Of those, the ones that have at least one boy are the 250 boy/boy and 500 girl/boy pairs. So there's a 33% chance it's boy/boy if you know one is a boy.

The whole point is you could be talking about either of the boys in the 250 boy/boy pairs - it doesn't increase the probability that it's boy/boy instead of girl/boy (you're still twice as likely to have a girl/boy pair relative to a boy/boy pair). If you specify more about the boy you're talking about - for example (ironically) saying his name is Peter - then the boys are no longer interchangable and the probability tends towards 1/2.

It is tricky ;-)

The {known/unknown} bit is applied after the gender is fixed. By adding a fourth boy/boy option you're skewing the relative probabilities (rather than just removing the cases that no longer apply).

Maybe think of it this way: suppose there are 1000 pairs of children taken randomly from the population. On average, 250 of the pairs will be two boys, 250 two girls, and 500 a boy and a girl.

So if one pair is taken randomly from that group, and you are told at least one of the pair is a boy, then you know it's one of the 750 pairs other than girl/girl. 250 of those pairs are boy/boy, the remaining 500 are girl/boy - leaving you with a probability of 33% that it's boy/boy.

... and that "common sense" leads to an incorrect answer.

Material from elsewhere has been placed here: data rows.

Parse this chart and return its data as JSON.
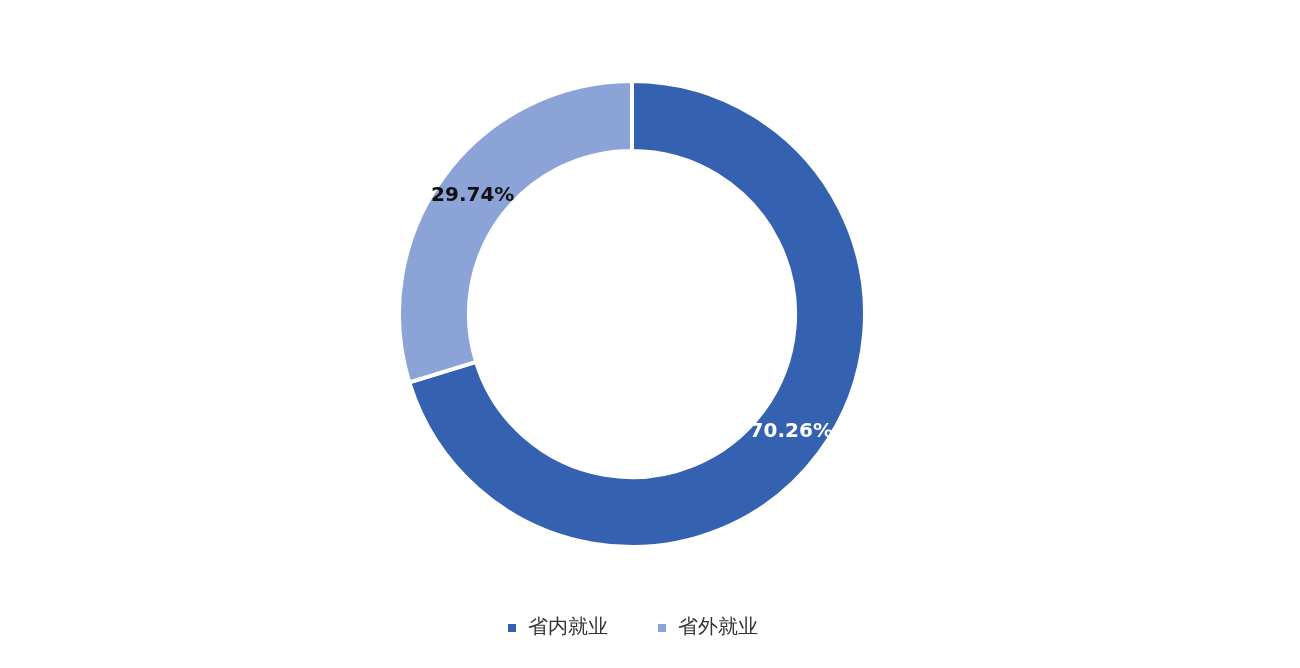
{
  "chart_data": {
    "type": "donut",
    "categories": [
      "省内就业",
      "省外就业"
    ],
    "values": [
      70.26,
      29.74
    ],
    "colors": [
      "#3461b0",
      "#8ba3d7"
    ],
    "value_labels": [
      "70.26%",
      "29.74%"
    ],
    "legend": "bottom"
  }
}
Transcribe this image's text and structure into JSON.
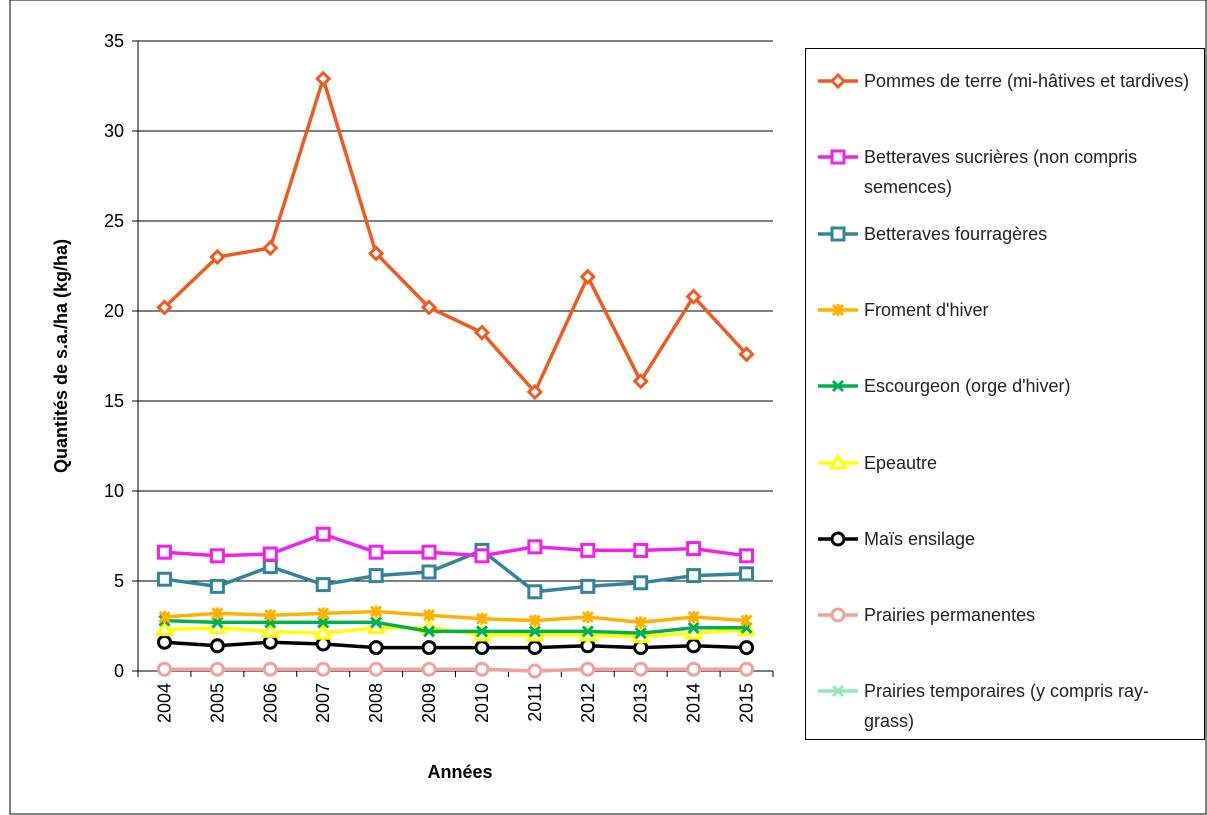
{
  "chart_data": {
    "type": "line",
    "x_label": "Années",
    "y_label": "Quantités de s.a./ha (kg/ha)",
    "categories": [
      "2004",
      "2005",
      "2006",
      "2007",
      "2008",
      "2009",
      "2010",
      "2011",
      "2012",
      "2013",
      "2014",
      "2015"
    ],
    "ylim": [
      0,
      35
    ],
    "yticks": [
      0,
      5,
      10,
      15,
      20,
      25,
      30,
      35
    ],
    "grid": true,
    "legend": "right",
    "series": [
      {
        "name": "Pommes de terre (mi-hâtives et tardives)",
        "color": "#f05a1e",
        "marker": "diamond",
        "values": [
          20.2,
          23.0,
          23.5,
          32.9,
          23.2,
          20.2,
          18.8,
          15.5,
          21.9,
          16.1,
          20.8,
          17.6
        ]
      },
      {
        "name": "Betteraves sucrières (non compris semences)",
        "color": "#ee22e8",
        "marker": "square",
        "values": [
          6.6,
          6.4,
          6.5,
          7.6,
          6.6,
          6.6,
          6.4,
          6.9,
          6.7,
          6.7,
          6.8,
          6.4
        ]
      },
      {
        "name": "Betteraves fourragères",
        "color": "#31849b",
        "marker": "square",
        "values": [
          5.1,
          4.7,
          5.8,
          4.8,
          5.3,
          5.5,
          6.7,
          4.4,
          4.7,
          4.9,
          5.3,
          5.4
        ]
      },
      {
        "name": "Froment d'hiver",
        "color": "#ffb000",
        "marker": "star",
        "values": [
          3.0,
          3.2,
          3.1,
          3.2,
          3.3,
          3.1,
          2.9,
          2.8,
          3.0,
          2.7,
          3.0,
          2.8
        ]
      },
      {
        "name": "Escourgeon (orge d'hiver)",
        "color": "#00b050",
        "marker": "x",
        "values": [
          2.8,
          2.7,
          2.7,
          2.7,
          2.7,
          2.2,
          2.2,
          2.2,
          2.2,
          2.1,
          2.4,
          2.4
        ]
      },
      {
        "name": "Epeautre",
        "color": "#ffff00",
        "marker": "triangle",
        "values": [
          2.3,
          2.4,
          2.2,
          2.1,
          2.4,
          2.4,
          2.0,
          2.0,
          2.0,
          1.9,
          2.1,
          2.3
        ]
      },
      {
        "name": "Maïs ensilage",
        "color": "#000000",
        "marker": "circle",
        "values": [
          1.6,
          1.4,
          1.6,
          1.5,
          1.3,
          1.3,
          1.3,
          1.3,
          1.4,
          1.3,
          1.4,
          1.3
        ]
      },
      {
        "name": "Prairies permanentes",
        "color": "#f4a09a",
        "marker": "circle",
        "values": [
          0.1,
          0.1,
          0.1,
          0.1,
          0.1,
          0.1,
          0.1,
          0.0,
          0.1,
          0.1,
          0.1,
          0.1
        ]
      },
      {
        "name": "Prairies temporaires (y compris ray-grass)",
        "color": "#90e8b8",
        "marker": "x",
        "values": [
          0.1,
          0.1,
          0.1,
          0.1,
          0.1,
          0.1,
          0.1,
          0.0,
          0.1,
          0.1,
          0.1,
          0.1
        ]
      }
    ]
  }
}
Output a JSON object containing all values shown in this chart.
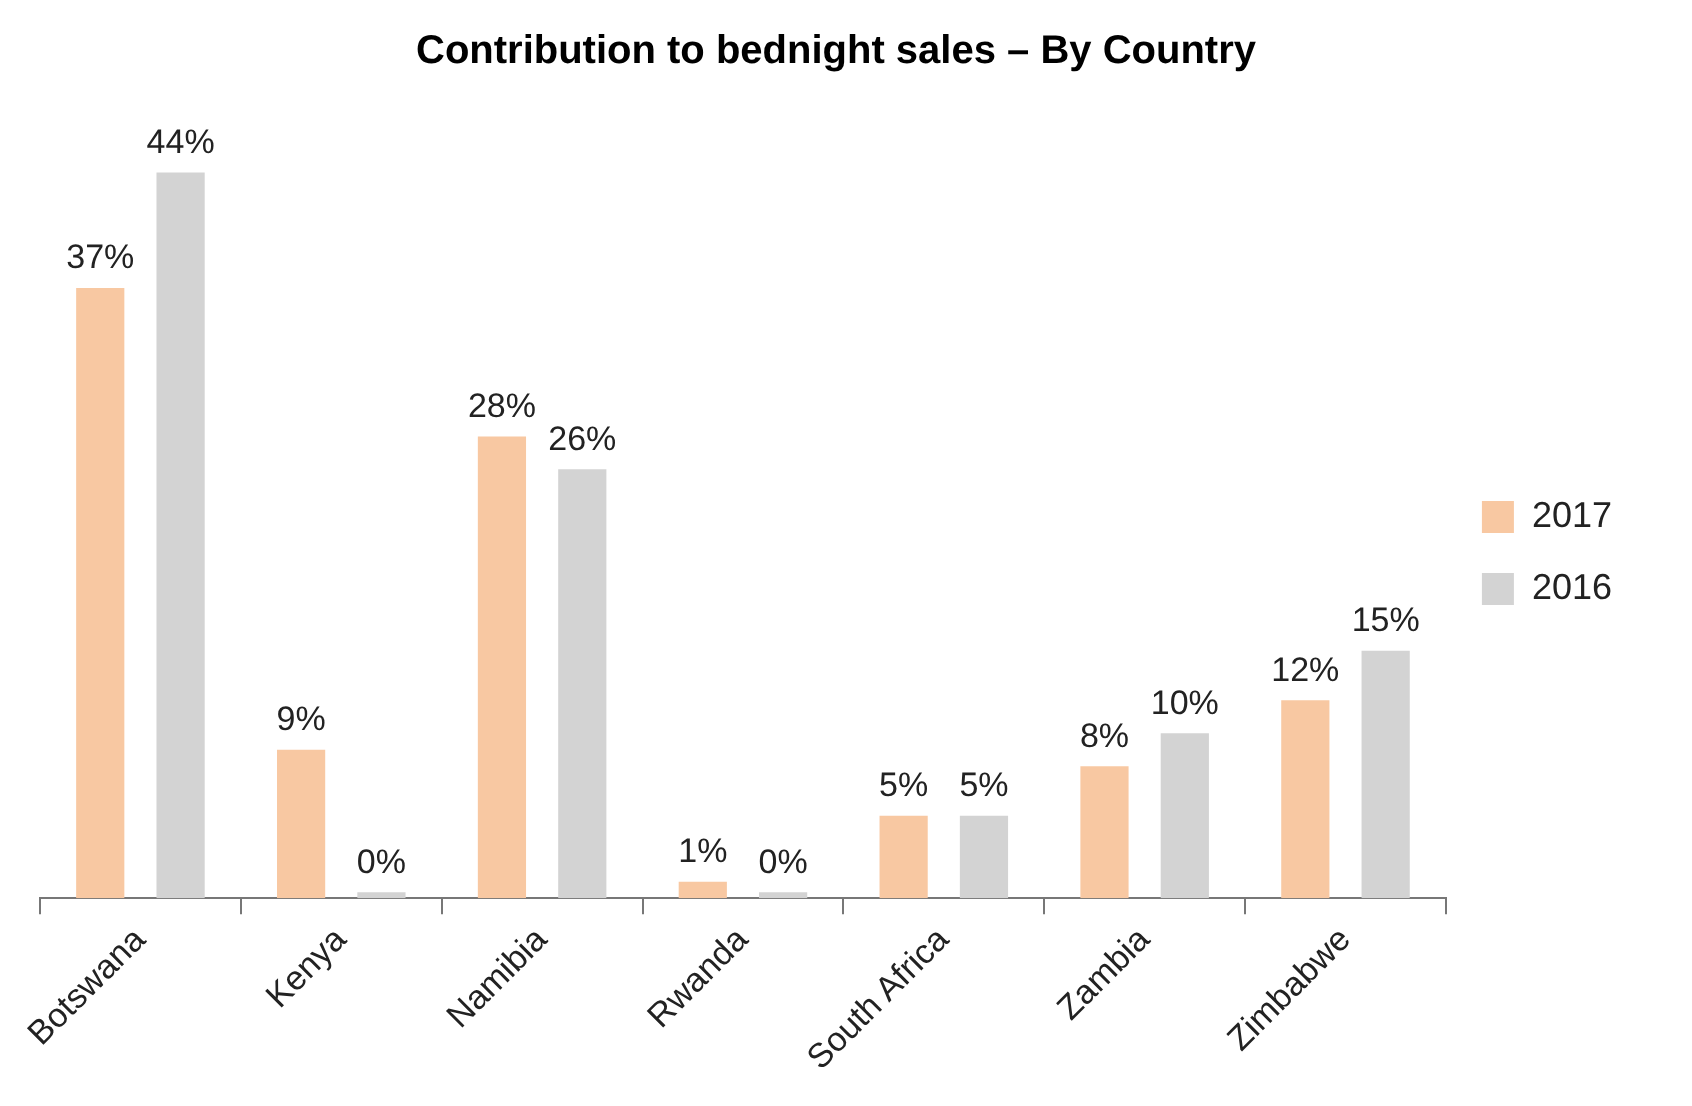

The first step is to see that if one of the children is a boy, then the probability that they both are is 1/3 not 1/2.

Nicely put!

So at one extreme you have BB, BG, GB (33%). At the other you have B*B, BB*, B*G, GB* (50%) where B* is the boy who fits the extra criteria and it is impossible for both boys to fit it. By making it improbable that both boys fit the criteria you're separating the BB into B*B and BB* to some degree, so the probabilities will tend towards 1/2.